The Begining
Like many other people, I have never blogged before so please excuse any mistakes I may make. I'll start with my story. I have been over weight since I can remember. I know that in first grade we made posters with our height and weight on it and I weighed more than anyone else. I went on my first official diet at age 14. My mom and the program (I think it was called Formu3) lied about my age so I could 'officially' take part. That phase passed and although I was bigger, I tried to stay active.
The beginning of putting on serious weight began in high school. In college I began kick boxing which I loved, but I still gained weight. When I was 21 I started Weight Watchers and lost 10 lbs and gained that and more back. The next year I did the same thing. I've since had two kids and am now at the heaviest I have ever been at 311 lbs.

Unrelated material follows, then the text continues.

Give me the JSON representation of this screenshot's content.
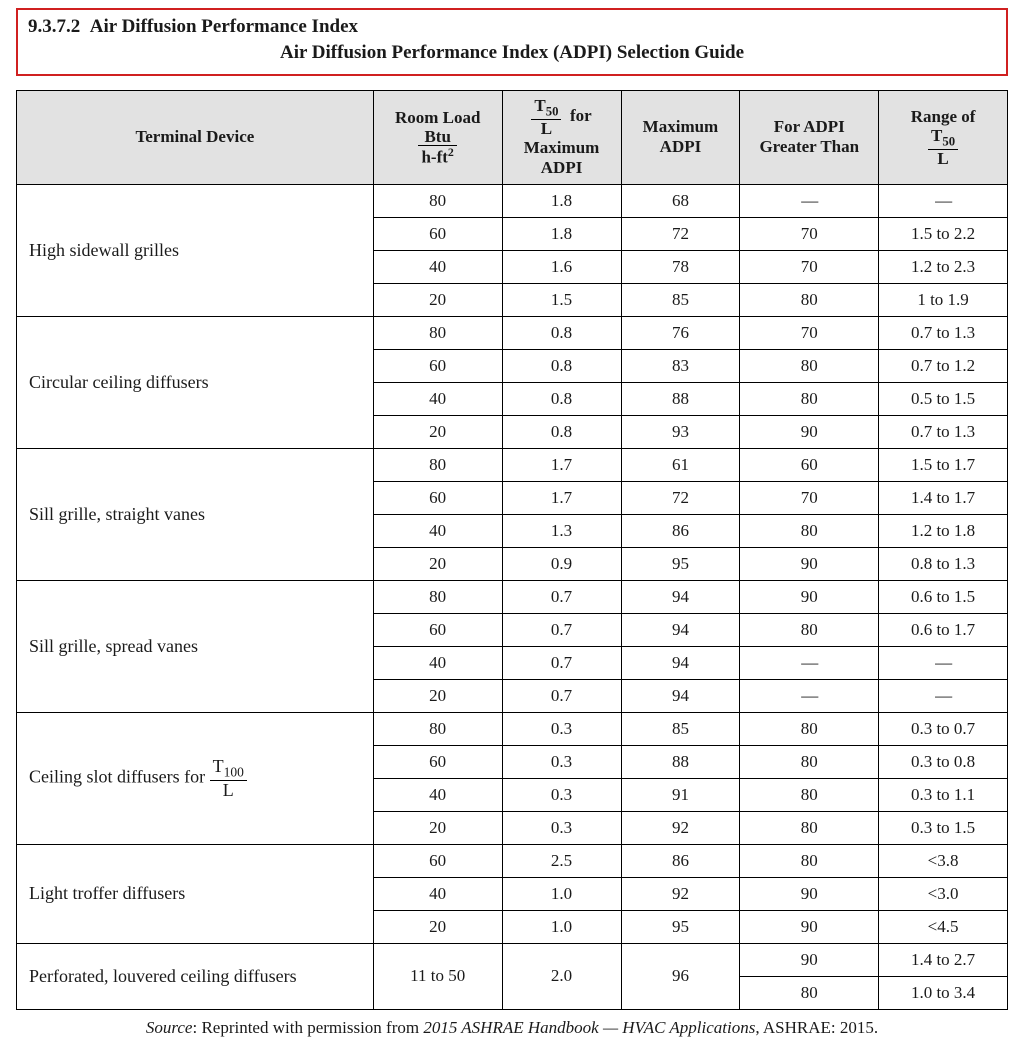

I just turned 30 and realized that something has to give. I have tried fad diets which only seem to work for a time. With both of my children I had gestational diabetes and high blood pressure. Thankfully the diabetes went away once my children were born, but my blood pressure is not as good as it was. I have done a lot of thinking and research and decided that I want to do the lap band. I not only want to watch my kids grow up, I want to participate in their lives. I don't want to be tired all the time and out of breath. So the decision has been made on my part, now comes the doctors and insurance.

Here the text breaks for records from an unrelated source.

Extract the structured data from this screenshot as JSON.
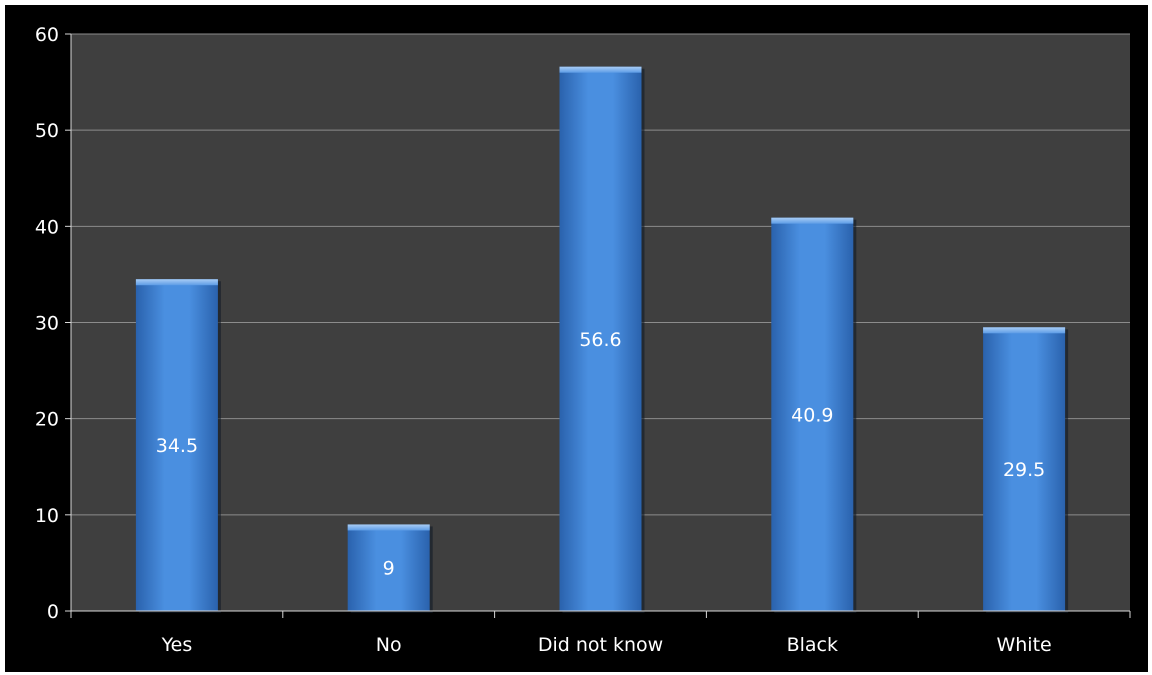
{
  "chart_data": {
    "type": "bar",
    "categories": [
      "Yes",
      "No",
      "Did not know",
      "Black",
      "White"
    ],
    "values": [
      34.5,
      9,
      56.6,
      40.9,
      29.5
    ],
    "data_labels": [
      "34.5",
      "9",
      "56.6",
      "40.9",
      "29.5"
    ],
    "ylim": [
      0,
      60
    ],
    "y_ticks": [
      0,
      10,
      20,
      30,
      40,
      50,
      60
    ],
    "title": "",
    "xlabel": "",
    "ylabel": "",
    "grid": true,
    "legend": false,
    "colors": {
      "background": "#000000",
      "plot_area": "#3f3f3f",
      "bar": "#3b7fd4",
      "bar_highlight": "#8ab8ee",
      "gridline": "#8c8c8c",
      "axis": "#d9d9d9",
      "text": "#ffffff"
    }
  }
}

I have an appointment with my PCP early next week. I spoke to my insurance company and they said that I have to have a BMI of 35 or over (mine is 47) and 2 significant medical problems attributed to obesity. I will need to have a test to see if I have sleep apnea, but I don't know if I will qualify since I don't have diabetes at the moment. I have a family history on both sides, including my mother, of diabetes, high blood pressure, obesity, cancer, and heart disease. I don't know if this will be considered when my insurance, GroupHealth Cooperative in WA, takes a look at my case. I'm not even sure if my PCP will refer me, but I'm hoping that he will. I'm anxious to get things started because once I come to a decision to do something I want to get it done NOW. I've read about the time it may take and am willing to do what I have to. I want to change my life and will do what is necessary to do it.. If my insurance will not cover it, I will have to try to find a way to pay for it myself.
So maybe this is too long, or drawn out. I have only told two co-workers and my husband of my plans as I am not sure how my family will take it. If I am approved I will talk to them about it, but for now it is between us, so don't tell them, ok?? I trust you, no worries
Anyway, if you read this thanks. I needed a place to put my thoughts through this journey to my new life.